Fiber and Your Kids Needs
Fiber is important for more than just regular bowl movements. Did you know it can also reduce the risk of blood clots, decrease inflammation, and lower cholesterol (a growing problem in kids).
- Foods that are considered to be high in fiber contain at least 5 grams per serving.
- Foods with a good source of fiber have 2.5 to 4 grams per serving.
- But don’t be fooled by some cereals that add extra fiber they may not actually contain that much whole grain. The whole grain has all the super health compounds.
- Read the ingredient list and look for the words “whole” such as whole oats, whole wheat, and whole rye. If the package lists “enriched” or “bleached” flour as a primary ingredient, it’s not a source of health-promoting ingredients for your family or child.
Ways to Boost Fiber:
- Eat more Fruits -grapes, kiwi, pineapple rings, lemon zest (great added along with fresh parsley and bread crumb for breaded chicken)
- Eat More Veggies: Experiment withlocal heirloom carrots, beets and tomatoes. Add chopped tomato or sliced peppers to soups, bean dishes and entrees. Make it a goal to pack sliced peppers, baby tomatoes or cucumbers in your child’s lunch for a cool and crispy snack.
- Eat More Beans: Include lentils –they are also jammed packed with fiber and contain diabetes and heart disease-fighting compounds. Lentil soup is so easy, and kids usually like it. If they don’t warm up to it, try pureeing.

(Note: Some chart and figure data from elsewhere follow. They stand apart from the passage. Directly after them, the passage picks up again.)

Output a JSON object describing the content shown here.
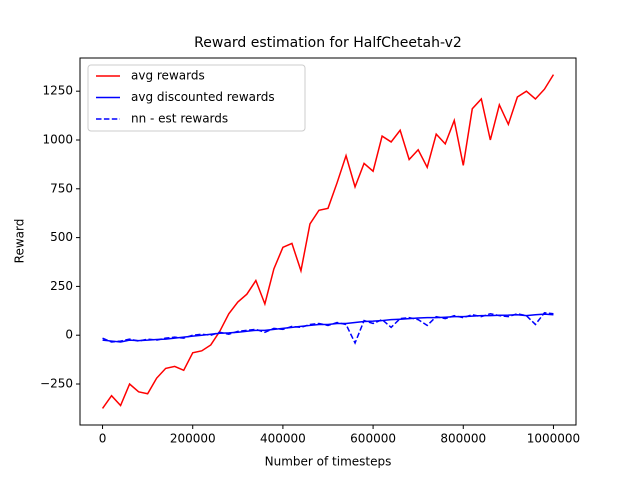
{
  "chart_data": {
    "type": "line",
    "title": "Reward estimation for HalfCheetah-v2",
    "x_label": "Number of timesteps",
    "y_label": "Reward",
    "x": [
      0,
      20000,
      40000,
      60000,
      80000,
      100000,
      120000,
      140000,
      160000,
      180000,
      200000,
      220000,
      240000,
      260000,
      280000,
      300000,
      320000,
      340000,
      360000,
      380000,
      400000,
      420000,
      440000,
      460000,
      480000,
      500000,
      520000,
      540000,
      560000,
      580000,
      600000,
      620000,
      640000,
      660000,
      680000,
      700000,
      720000,
      740000,
      760000,
      780000,
      800000,
      820000,
      840000,
      860000,
      880000,
      900000,
      920000,
      940000,
      960000,
      980000,
      1000000
    ],
    "series": [
      {
        "name": "avg rewards",
        "color": "#ff0000",
        "dash": "solid",
        "values": [
          -375,
          -310,
          -360,
          -250,
          -290,
          -300,
          -220,
          -170,
          -160,
          -180,
          -90,
          -80,
          -50,
          20,
          110,
          170,
          210,
          280,
          160,
          340,
          450,
          470,
          330,
          570,
          640,
          650,
          780,
          920,
          760,
          880,
          840,
          1020,
          990,
          1050,
          900,
          950,
          860,
          1030,
          980,
          1100,
          870,
          1160,
          1210,
          1000,
          1180,
          1080,
          1220,
          1250,
          1210,
          1260,
          1335
        ]
      },
      {
        "name": "avg discounted rewards",
        "color": "#0000ff",
        "dash": "solid",
        "values": [
          -25,
          -30,
          -35,
          -25,
          -28,
          -25,
          -22,
          -20,
          -15,
          -10,
          -5,
          0,
          5,
          10,
          12,
          15,
          20,
          25,
          25,
          30,
          35,
          40,
          45,
          50,
          55,
          55,
          60,
          60,
          65,
          70,
          72,
          75,
          80,
          82,
          85,
          88,
          90,
          90,
          92,
          95,
          95,
          98,
          100,
          100,
          102,
          103,
          105,
          100,
          105,
          108,
          105
        ]
      },
      {
        "name": "nn - est rewards",
        "color": "#0000ff",
        "dash": "dashed",
        "values": [
          -15,
          -35,
          -30,
          -20,
          -30,
          -20,
          -25,
          -15,
          -10,
          -15,
          0,
          5,
          0,
          15,
          5,
          20,
          25,
          30,
          15,
          35,
          30,
          45,
          40,
          55,
          60,
          50,
          65,
          55,
          -40,
          75,
          60,
          80,
          40,
          85,
          90,
          80,
          50,
          95,
          85,
          100,
          90,
          105,
          95,
          110,
          100,
          95,
          110,
          100,
          55,
          115,
          110
        ]
      }
    ],
    "xlim": [
      -50000,
      1050000
    ],
    "ylim": [
      -460,
      1420
    ],
    "xticks": [
      0,
      200000,
      400000,
      600000,
      800000,
      1000000
    ],
    "yticks": [
      {
        "value": -250,
        "label": "−250"
      },
      0,
      250,
      500,
      750,
      1000,
      1250
    ],
    "legend": "upper left"
  }
}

- Eat More Whole Grains: 100% whole grain crackers, spelt pretzels, blue or yellow baked corn chips and homemade granola bars are good sources
- Try New Pastas: Try replacing traditional pasta with some whole grain pastas, such as whole wheat pasta or a whole wheat blend pasta, spelt, quinoa spaghetti (pronounced keen-wa), Japanese buckwheat noodles (also known as soba noodles) or whole wheat pasta.
- Japanese buckwheat noodles are delicious with the occasion lean beef stir-fry with peppers and onions, often a big hit with the meat and potato eaters.